The developers mentioned three OWASP Top 10 concerns: broken access control, injection attacks, and security misconfigurations.

For **Broken Access Control**, the analyst recommended implementing robust role-based access controls (RBAC) and permission checks throughout the code. Only authorized users should have access to sensitive data. Before deployment, developers could run authorization tests to confirm that non-privileged users could not access privileged functions.

For **Injection Attacks**, the analyst advised using parameterized queries and rigorous input validation. No raw input should feed directly into SQL statements.

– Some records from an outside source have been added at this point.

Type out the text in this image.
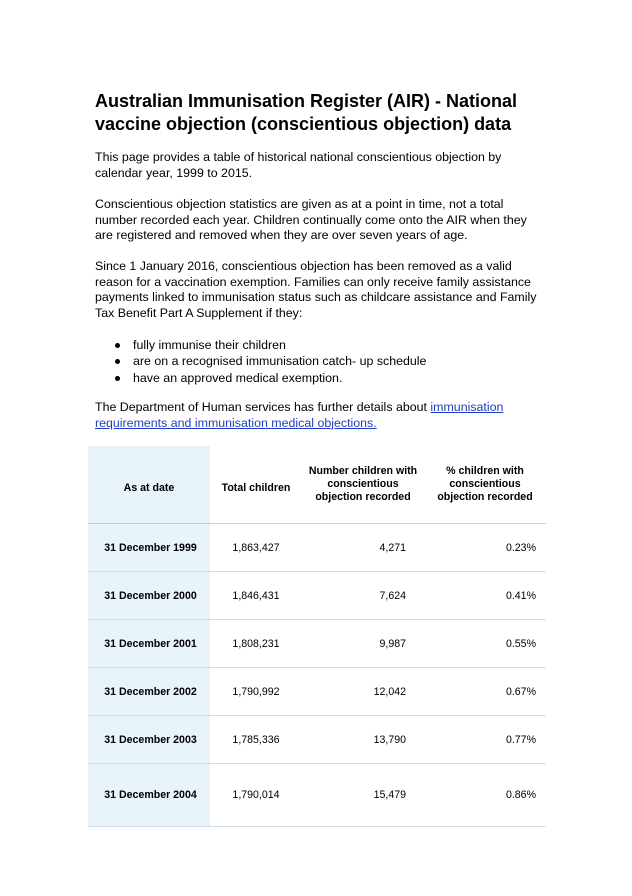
Australian Immunisation Register (AIR) - National vaccine objection (conscientious objection) data

This page provides a table of historical national conscientious objection by calendar year, 1999 to 2015.

Conscientious objection statistics are given as at a point in time, not a total number recorded each year. Children continually come onto the AIR when they are registered and removed when they are over seven years of age.

Since 1 January 2016, conscientious objection has been removed as a valid reason for a vaccination exemption. Families can only receive family assistance payments linked to immunisation status such as childcare assistance and Family Tax Benefit Part A Supplement if they:

fully immunise their children
are on a recognised immunisation catch- up schedule
have an approved medical exemption.

The Department of Human services has further details about immunisation requirements and immunisation medical objections.

As at date	Total children	Number children with conscientious objection recorded	% children with conscientious objection recorded
31 December 1999	1,863,427	4,271	0.23%
31 December 2000	1,846,431	7,624	0.41%
31 December 2001	1,808,231	9,987	0.55%
31 December 2002	1,790,992	12,042	0.67%
31 December 2003	1,785,336	13,790	0.77%
31 December 2004	1,790,014	15,479	0.86%
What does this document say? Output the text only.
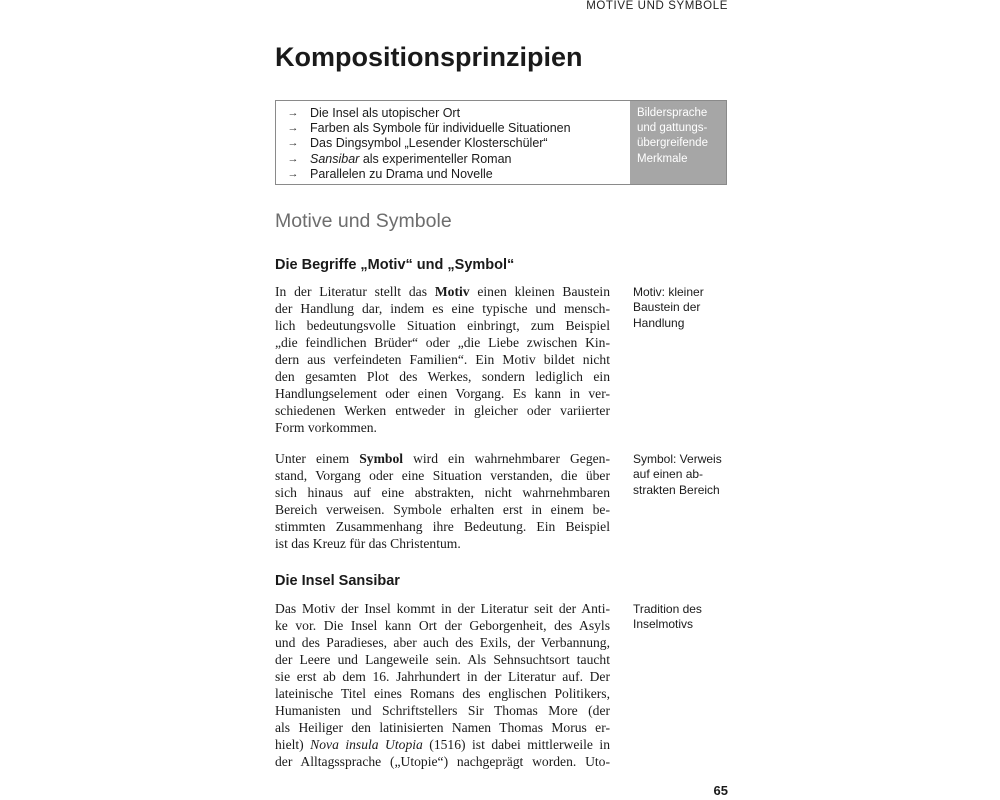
MOTIVE UND SYMBOLE
Kompositionsprinzipien
→ Die Insel als utopischer Ort
→ Farben als Symbole für individuelle Situationen
→ Das Dingsymbol „Lesender Klosterschüler“
→ Sansibar als experimenteller Roman
→ Parallelen zu Drama und Novelle
Bildersprache
und gattungs-
übergreifende
Merkmale
Motive und Symbole
Die Begriffe „Motiv“ und „Symbol“
In der Literatur stellt das Motiv einen kleinen Baustein
der Handlung dar, indem es eine typische und mensch-
lich bedeutungsvolle Situation einbringt, zum Beispiel
„die feindlichen Brüder“ oder „die Liebe zwischen Kin-
dern aus verfeindeten Familien“. Ein Motiv bildet nicht
den gesamten Plot des Werkes, sondern lediglich ein
Handlungselement oder einen Vorgang. Es kann in ver-
schiedenen Werken entweder in gleicher oder variierter
Form vorkommen.
Motiv: kleiner
Baustein der
Handlung
Unter einem Symbol wird ein wahrnehmbarer Gegen-
stand, Vorgang oder eine Situation verstanden, die über
sich hinaus auf eine abstrakten, nicht wahrnehmbaren
Bereich verweisen. Symbole erhalten erst in einem be-
stimmten Zusammenhang ihre Bedeutung. Ein Beispiel
ist das Kreuz für das Christentum.
Symbol: Verweis
auf einen ab-
strakten Bereich
Die Insel Sansibar
Das Motiv der Insel kommt in der Literatur seit der Anti-
ke vor. Die Insel kann Ort der Geborgenheit, des Asyls
und des Paradieses, aber auch des Exils, der Verbannung,
der Leere und Langeweile sein. Als Sehnsuchtsort taucht
sie erst ab dem 16. Jahrhundert in der Literatur auf. Der
lateinische Titel eines Romans des englischen Politikers,
Humanisten und Schriftstellers Sir Thomas More (der
als Heiliger den latinisierten Namen Thomas Morus er-
hielt) Nova insula Utopia (1516) ist dabei mittlerweile in
der Alltagssprache („Utopie“) nachgeprägt worden. Uto-
Tradition des
Inselmotivs
65
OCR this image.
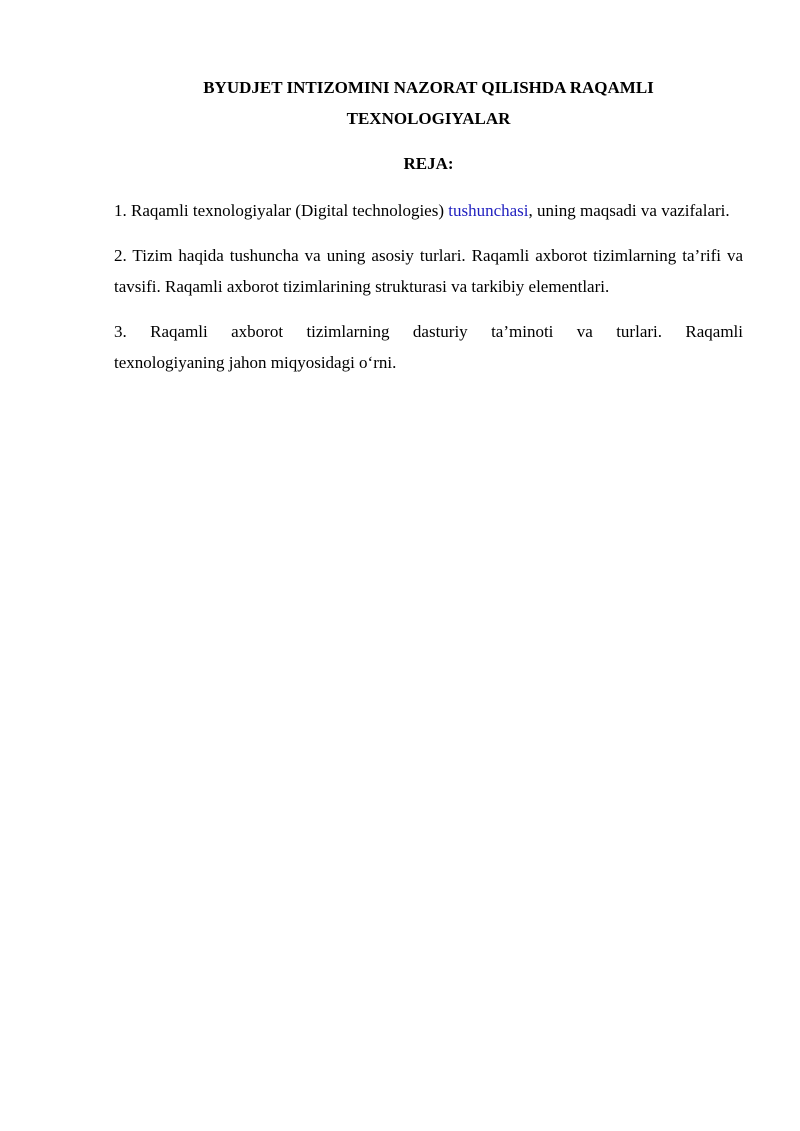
BYUDJET INTIZOMINI NAZORAT QILISHDA RAQAMLI
TEXNOLOGIYALAR

REJA:

1. Raqamli texnologiyalar (Digital technologies) tushunchasi, uning maqsadi va vazifalari.

2. Tizim haqida tushuncha va uning asosiy turlari. Raqamli axborot tizimlarning ta’rifi va tavsifi. Raqamli axborot tizimlarining strukturasi va tarkibiy elementlari.

3. Raqamli axborot tizimlarning dasturiy ta’minoti va turlari. Raqamli
texnologiyaning jahon miqyosidagi o‘rni.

To confirm the fix, the developers could test the staging environment with tools like SQLMap to ensure it couldn’t break in with malicious queries.

For **Security Misconfiguration**, the analyst stressed following hardening guides and changing all default settings. Before going live, running a configuration audit tool such as Lynis would help identify any risky default settings or open ports.

The development team lead thanked the analyst, jotting down notes. By combining the analyst’s security insights with the team’s coding expertise, the new checkout feature would be more secure.

**OSINT and the Zero-Day Rumor**

As evening approached, a message appeared on the company’s internal board. The threat intelligence team reported rumors circulating on a cybersecurity forum: a new zero-day exploit may be targeting the payment gateway software that SwiftBuy used. If true, this could threaten the entire operation.

The analyst leaned back, considering the next steps. OSINT (Open Source Intelligence) would be crucial here. They decided to start with the **CVE list** to see if any newly disclosed vulnerabilities had been posted. While zero-days might not appear immediately, it was worth a check. Next, referencing the **MITRE ATT\&CK** framework could help identify patterns or techniques tied to payment gateway compromises, providing insight into how attackers might operate.

If these OSINT checks confirmed a credible new vulnerability, the analyst would escalate the issue. Contacting the vendor’s security response team would be wise, and if no patch was available, temporarily restricting certain functionalities of the gateway might be necessary. If the OSINT findings turned up nothing substantial, it could be a false alarm, but the analyst would remain watchful.

**Reflections at Day’s End**

By the time the analyst powered down their workstation, it was clear how interconnected all these cybersecurity concepts were. Detecting vulnerabilities, applying defense in depth, consulting standards like the OWASP Top 10, and leveraging OSINT resources all fit together. Each decision and action that day strengthened SwiftBuy’s security posture and safeguarded customer trust.

Though new challenges would undoubtedly arise tomorrow, the analyst felt prepared. With knowledge, careful planning, and the right tools, they would help keep SwiftBuy safe from the constant swirl of cyber threats lurking beyond the digital walls.